Audio-visual object integration in human STS: Determinants of stimulus efficacy and inverse effectiveness.

Sebastian Werner, Uta Noppeney
Poster
Last modified: 2008-05-15

Abstract


Combining fMRI and psychophysics, we investigated the neural mechanisms underlying the integration of higher-order audio-visual object features. In a target detection and a semantic categorization task, we presented subjects with pictures and sounds of tools or musical instruments while factorially manipulating the relative informativeness (degradation) of auditory and visual stimuli.

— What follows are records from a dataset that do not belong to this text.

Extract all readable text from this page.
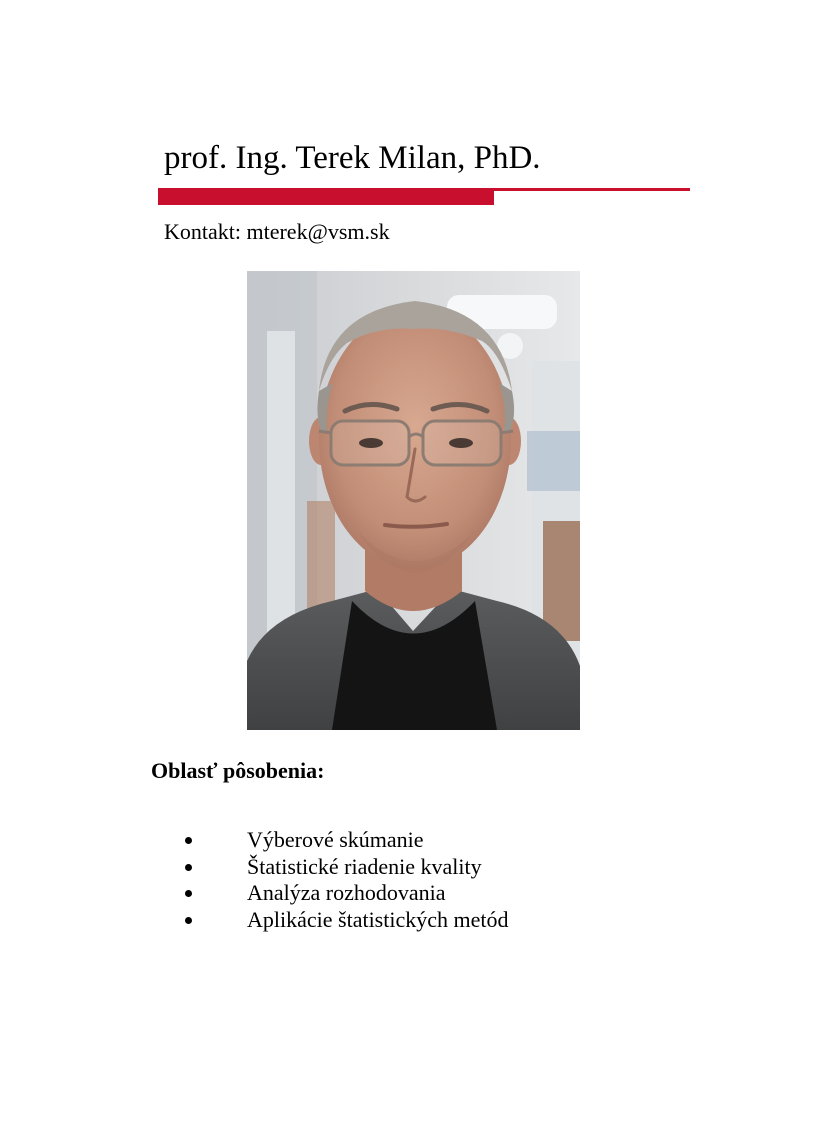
prof. Ing. Terek Milan, PhD.
Kontakt: mterek@vsm.sk
Oblasť pôsobenia:
Výberové skúmanie
Štatistické riadenie kvality
Analýza rozhodovania
Aplikácie štatistických metód
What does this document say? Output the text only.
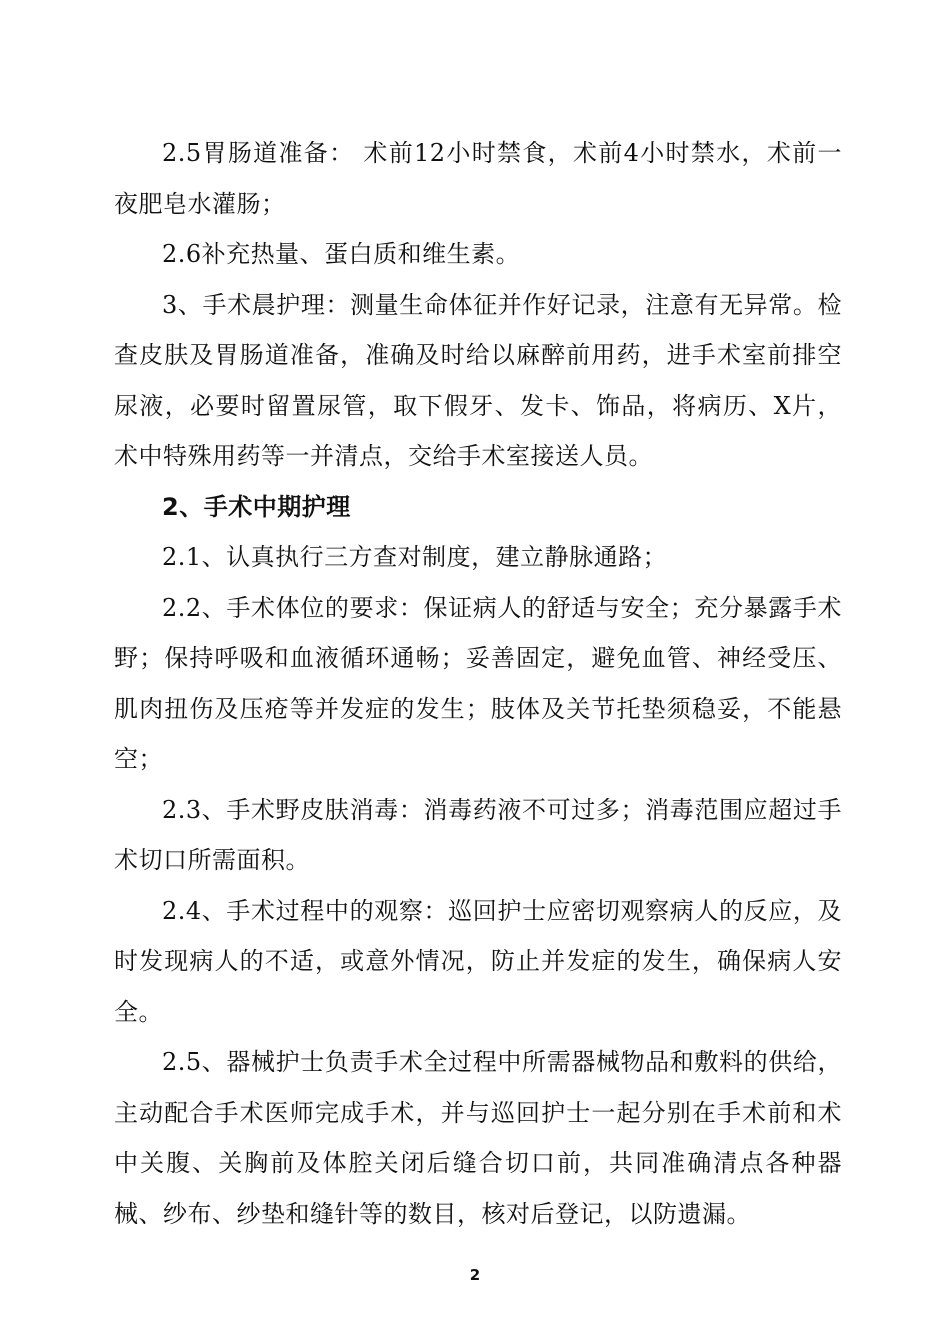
2.5胃肠道准备： 术前12小时禁食，术前4小时禁水，术前一夜肥皂水灌肠；

2.6补充热量、蛋白质和维生素。

3、手术晨护理：测量生命体征并作好记录，注意有无异常。检查皮肤及胃肠道准备，准确及时给以麻醉前用药，进手术室前排空尿液，必要时留置尿管，取下假牙、发卡、饰品，将病历、X片，术中特殊用药等一并清点，交给手术室接送人员。

2、手术中期护理

2.1、认真执行三方查对制度，建立静脉通路；

2.2、手术体位的要求：保证病人的舒适与安全；充分暴露手术野；保持呼吸和血液循环通畅；妥善固定，避免血管、神经受压、肌肉扭伤及压疮等并发症的发生；肢体及关节托垫须稳妥，不能悬空；

2.3、手术野皮肤消毒：消毒药液不可过多；消毒范围应超过手术切口所需面积。

2.4、手术过程中的观察：巡回护士应密切观察病人的反应，及时发现病人的不适，或意外情况，防止并发症的发生，确保病人安全。

2.5、器械护士负责手术全过程中所需器械物品和敷料的供给，主动配合手术医师完成手术，并与巡回护士一起分别在手术前和术中关腹、关胸前及体腔关闭后缝合切口前，共同准确清点各种器械、纱布、纱垫和缝针等的数目，核对后登记，以防遗漏。

2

Controlling for integration effects of low-level stimulus features, our experiment reveals integration of higher-order audio-visual object information selectively in anterior and posterior STS regions. Across subjects, audio-visual BOLD-interactions within these regions were strongly subadditive for intact stimuli and turned into additive effects for degraded stimuli. Across voxels, the probability to observe subadditivity increased with the strength of the unimodal BOLD-responses for both degraded and intact stimuli. Importantly, subjects’ multi-sensory behavioural benefit significantly predicted the mode of integration in STS: Subjects with greater benefits exhibited stronger superadditivity. In conclusion and according to the inverse effectiveness principle that is determined by stimulus efficacy, we demonstrate that the mode of multi-sensory integration in STS depends on stimulus informativeness, the voxel-specific responsiveness to unimodal stimulus components and the subject-specific multi-sensory behavioural benefit in object perception. The relationship between BOLD-responses and behavioural indices show the functional relevance of super- and subadditive modes of multi-sensory integration.